Even among those who are disgruntled, many of them will just come back to Reddit anyways, because it's large enough that it has a huge chunk of content that those alternative simply don't have.
The most powerful force in computing is laziness. People will trade freedom, autonomy, privacy, security, ownership of their own works, anything for ease of use.
if the issue is the amount Reddit charge per call, why can't those third party apps charge their users more based on the API charge? the whole thing seems bit immature from both sides.
As a first approximation yes, the issue is the amount Reddit charges per call. The perception is that they are way overcharging for the calls, because the real message is that they don't want 3rd party apps to exist anymore.

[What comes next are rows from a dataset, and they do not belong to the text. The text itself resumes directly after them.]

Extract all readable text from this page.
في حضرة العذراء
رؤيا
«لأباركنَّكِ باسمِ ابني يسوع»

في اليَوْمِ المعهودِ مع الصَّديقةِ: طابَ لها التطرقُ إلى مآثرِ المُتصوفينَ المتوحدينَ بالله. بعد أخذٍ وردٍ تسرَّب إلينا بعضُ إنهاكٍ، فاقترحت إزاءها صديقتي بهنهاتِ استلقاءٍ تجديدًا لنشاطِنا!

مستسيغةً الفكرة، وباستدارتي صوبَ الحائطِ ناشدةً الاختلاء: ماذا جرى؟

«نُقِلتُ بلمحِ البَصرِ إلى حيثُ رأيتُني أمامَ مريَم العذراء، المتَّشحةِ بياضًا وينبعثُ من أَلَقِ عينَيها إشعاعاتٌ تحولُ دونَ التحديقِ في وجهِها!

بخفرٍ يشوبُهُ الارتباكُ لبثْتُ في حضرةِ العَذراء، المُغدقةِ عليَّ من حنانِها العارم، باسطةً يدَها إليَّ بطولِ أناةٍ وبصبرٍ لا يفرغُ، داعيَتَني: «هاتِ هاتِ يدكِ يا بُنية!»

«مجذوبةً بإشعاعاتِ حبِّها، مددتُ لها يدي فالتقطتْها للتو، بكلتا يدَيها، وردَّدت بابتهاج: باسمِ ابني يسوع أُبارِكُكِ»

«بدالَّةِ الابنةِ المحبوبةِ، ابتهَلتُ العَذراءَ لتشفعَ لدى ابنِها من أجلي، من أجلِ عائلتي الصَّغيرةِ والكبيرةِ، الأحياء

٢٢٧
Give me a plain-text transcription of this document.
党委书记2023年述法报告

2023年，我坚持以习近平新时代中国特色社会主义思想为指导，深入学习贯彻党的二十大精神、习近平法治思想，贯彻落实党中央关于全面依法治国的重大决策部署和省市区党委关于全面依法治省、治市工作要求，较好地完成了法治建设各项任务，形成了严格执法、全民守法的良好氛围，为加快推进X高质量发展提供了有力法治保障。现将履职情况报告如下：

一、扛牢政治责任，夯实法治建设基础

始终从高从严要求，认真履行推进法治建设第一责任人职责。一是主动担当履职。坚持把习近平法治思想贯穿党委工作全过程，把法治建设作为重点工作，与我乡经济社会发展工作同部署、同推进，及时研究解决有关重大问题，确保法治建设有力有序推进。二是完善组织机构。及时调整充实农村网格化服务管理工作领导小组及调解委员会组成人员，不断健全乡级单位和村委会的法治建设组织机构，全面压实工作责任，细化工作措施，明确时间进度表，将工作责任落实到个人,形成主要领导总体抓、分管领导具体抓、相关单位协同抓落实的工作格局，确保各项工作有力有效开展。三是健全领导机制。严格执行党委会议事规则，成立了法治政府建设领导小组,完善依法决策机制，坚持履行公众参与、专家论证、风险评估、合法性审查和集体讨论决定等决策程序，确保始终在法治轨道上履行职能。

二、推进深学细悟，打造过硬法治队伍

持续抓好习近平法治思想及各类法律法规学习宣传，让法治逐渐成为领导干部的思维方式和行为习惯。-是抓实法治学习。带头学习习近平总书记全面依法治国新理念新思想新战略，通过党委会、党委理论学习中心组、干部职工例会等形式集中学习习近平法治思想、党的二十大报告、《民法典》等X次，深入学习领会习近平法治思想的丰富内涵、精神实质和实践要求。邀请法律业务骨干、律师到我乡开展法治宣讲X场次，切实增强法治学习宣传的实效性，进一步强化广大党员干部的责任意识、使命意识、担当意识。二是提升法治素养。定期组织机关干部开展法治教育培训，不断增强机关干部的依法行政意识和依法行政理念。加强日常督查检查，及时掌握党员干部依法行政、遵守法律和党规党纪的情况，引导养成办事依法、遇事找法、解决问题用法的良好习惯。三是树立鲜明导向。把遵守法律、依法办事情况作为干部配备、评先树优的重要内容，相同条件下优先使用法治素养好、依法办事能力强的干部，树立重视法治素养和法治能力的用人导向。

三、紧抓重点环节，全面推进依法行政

How much is Reddit worth to pay for only on mobile and with a degraded (no NSFW) experience?
However when they announced both the pricing and the timeline, it's pretty clear that they are unreasonable. Apollo finding it unsustainable is just one developer and one app. Other developers tried to reach out to Reddit to actually sign up and get more information and they were ignored.
In principle, you are correct, this not a big deal. But in practice, it's been a total disaster. And didn't have to be that way -- they could have worked with their "partners" to ensure a win-win situation for everyone. Instead, they turned it into a lose-lose for everyone. They want control more than they want money.
Reddit would rather get rid of me than find a way for me to pay and I'd be happy to pay for it.
If Reddit does want to kill all third party apps complaining about how they haven't done a single thing to actually support 3rd party developers is kind of moot. But the point of the protest is how underhanded that is; they would be manipulating users and developers by lying about the whole thing. And if they actually didn't want to kill all third party apps then they still lied and are also incompetent.
1) His prediction will come true
2) The mods who set these subreddits private will discover that private is way more palatable, enjoyable, and easy to manage than public and will leave it there.
... at which point, either new subreddits come along to pick up the public (with the former subreddits slowly collapsing into an elite or old-guard) or Reddit will drift into irrelevance, replaced by some other public gathering location.
Unbelievable - but screw you reddit. Youtube works fine, and united24 is still there.
Such a shame as I was really getting into reddit - I thought it was pretty cool.
What does moving on look like? My guess is reassigning moderators of popular subs to big-corp sympathizers. Or maybe making the private feature a paid one (my personal favorite because it's a little petty). But it could be as organic as users making clones of the popular subreddits.
If you look to Digg vs Reddit-- Digg fundamentally changed the experience of a lot of users in an in your face sort of way. The Reddit changes may make it a fundamentally different platform now, but for the vast majority of users, they won't notice.